Os dois países também se preocupam com a possibilidade de essas desvalorizações da moeda engendrarem novas quedas. Depois de conter o deslize da rupia em 2013, Chatib Basri, na época ministro das Finanças da Indonésia, afirmou que uma drástica desvalorização da moeda lembraria a crise de 1997 e provocaria o pânico do investidor.
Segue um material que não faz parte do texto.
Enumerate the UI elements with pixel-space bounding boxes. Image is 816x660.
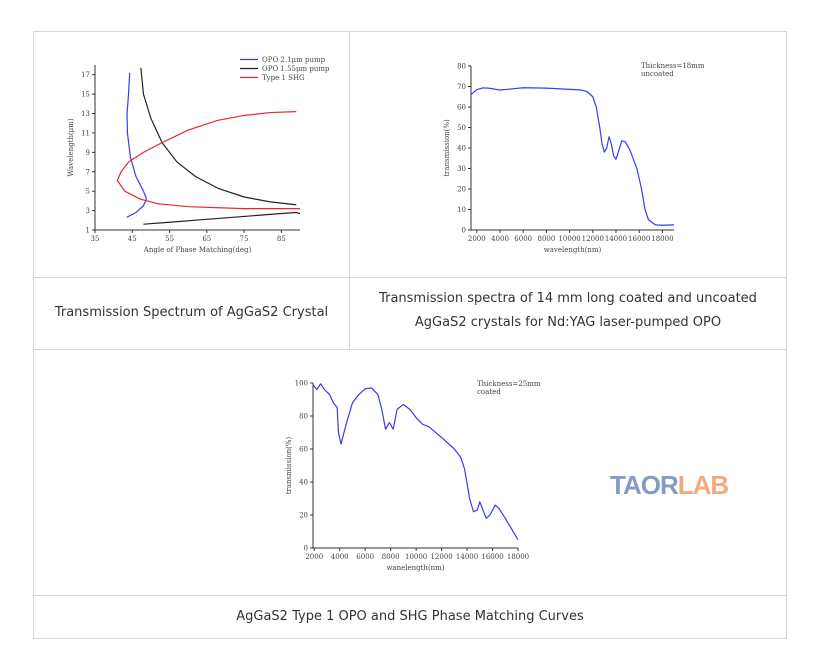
x-tick-label: 2000 xyxy=(305,553,323,561)
x-tick-label: 75 xyxy=(240,235,249,243)
legend-label: OPO 2.1μm pump xyxy=(262,56,326,64)
x-tick-label: 12000 xyxy=(430,553,452,561)
x-tick-label: 55 xyxy=(165,235,174,243)
x-tick-label: 35 xyxy=(91,235,100,243)
x-tick-label: 14000 xyxy=(605,235,627,243)
x-tick-label: 16000 xyxy=(628,235,650,243)
x-tick-label: 18000 xyxy=(507,553,529,561)
x-tick-label: 4000 xyxy=(331,553,349,561)
y-tick-label: 80 xyxy=(299,413,308,421)
x-tick-label: 12000 xyxy=(582,235,604,243)
x-axis-label: wavelength(nm) xyxy=(544,246,602,254)
y-tick-label: 70 xyxy=(457,83,466,91)
x-tick-label: 6000 xyxy=(356,553,374,561)
series-line xyxy=(126,72,148,218)
y-tick-label: 7 xyxy=(86,168,90,176)
y-tick-label: 30 xyxy=(457,165,466,173)
y-axis-label: transmission(%) xyxy=(285,436,293,494)
series-line xyxy=(312,383,519,541)
y-tick-label: 20 xyxy=(299,512,308,520)
x-tick-label: 8000 xyxy=(537,235,555,243)
y-axis-label: Wavelength(μm) xyxy=(67,118,75,176)
x-tick-label: 6000 xyxy=(514,235,532,243)
legend-label: OPO 1.55μm pump xyxy=(262,65,330,73)
x-tick-label: 4000 xyxy=(491,235,509,243)
table-cell-caption-3 xyxy=(33,595,787,639)
y-axis-label: transmission(%) xyxy=(443,119,451,177)
x-tick-label: 45 xyxy=(128,235,137,243)
y-tick-label: 5 xyxy=(86,188,90,196)
series-line xyxy=(116,110,300,210)
y-tick-label: 40 xyxy=(457,145,466,153)
y-tick-label: 50 xyxy=(457,124,466,132)
x-tick-label: 2000 xyxy=(468,235,486,243)
y-tick-label: 15 xyxy=(81,91,90,99)
x-tick-label: 18000 xyxy=(651,235,673,243)
y-tick-label: 11 xyxy=(81,129,90,137)
annotation: Thickness=18mm xyxy=(641,62,705,70)
caption-transmission-spectra-coated-uncoated: Transmission spectra of 14 mm long coate… xyxy=(379,291,757,330)
y-tick-label: 17 xyxy=(81,71,90,79)
y-tick-label: 0 xyxy=(304,545,308,553)
x-axis-label: Angle of Phase Matching(deg) xyxy=(143,246,252,254)
series-line xyxy=(143,211,301,225)
x-tick-label: 10000 xyxy=(405,553,427,561)
caption-phase-matching: AgGaS2 Type 1 OPO and SHG Phase Matching… xyxy=(236,609,584,624)
x-tick-label: 85 xyxy=(277,235,286,243)
x-tick-label: 10000 xyxy=(558,235,580,243)
annotation: Thickness=25mm xyxy=(477,380,541,388)
y-tick-label: 13 xyxy=(81,110,90,118)
caption-transmission-spectrum: Transmission Spectrum of AgGaS2 Crystal xyxy=(54,305,329,320)
x-tick-label: 8000 xyxy=(382,553,400,561)
x-tick-label: 65 xyxy=(202,235,211,243)
series-line xyxy=(470,87,675,226)
chart-transmission-coated: 2000 4000 6000 8000 10000 12000 14000 16000 1800… xyxy=(285,380,541,573)
y-tick-label: 1 xyxy=(86,227,90,235)
legend-label: Type 1 SHG xyxy=(262,74,305,82)
x-tick-label: 14000 xyxy=(456,553,478,561)
x-tick-label: 16000 xyxy=(481,553,503,561)
y-tick-label: 60 xyxy=(299,446,308,454)
y-tick-label: 40 xyxy=(299,479,308,487)
annotation: uncoated xyxy=(641,70,674,78)
chart-transmission-uncoated: 2000 4000 6000 8000 10000 12000 14000 16000 1800… xyxy=(443,62,705,254)
y-tick-label: 0 xyxy=(462,227,466,235)
y-tick-label: 80 xyxy=(457,63,466,71)
watermark-logo: TAORLAB xyxy=(610,470,729,500)
y-tick-label: 9 xyxy=(86,149,90,157)
y-tick-label: 20 xyxy=(457,186,466,194)
series-line xyxy=(140,67,297,206)
y-tick-label: 3 xyxy=(86,207,90,215)
annotation: coated xyxy=(477,388,501,396)
y-tick-label: 100 xyxy=(295,380,308,388)
y-tick-label: 10 xyxy=(457,206,466,214)
x-axis-label: wanelength(nm) xyxy=(386,564,444,572)
y-tick-label: 60 xyxy=(457,104,466,112)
A oscilação que se verificou em 2013 foi decorrência de comentários vagos feitos pelo Federal Reserve americano, sugerindo que em breve reduziria suas compras de ativos. O subsequente aumento dos rendimentos dos títulos do Tesouro dos EUA tumultuou os mercados emergentes e ameaçou a frágil recuperação americana, levando o Fed a esclarecer e abrandar sua posição. Mas o aumento mais recente desses rendimentos é diferente, pois reflete uma expansão robusta nos EUA, reforçada por cortes generosos dos impostos devidos pelas empresas. Desta vez, existem poucas razões para esperar uma mudança de posição no Fed. Os EUA não sentem o desconforto dos mercados emergentes.
A Ásia há muito tempo sonha com uma separação dos EUA para conseguir prosperar mesmo quando o maior mercado do mundo não está avançando. Mas agora, pelo contrário, ela sofre mesmo quando os EUA não estão sofrendo e, em parte, exatamente por isso.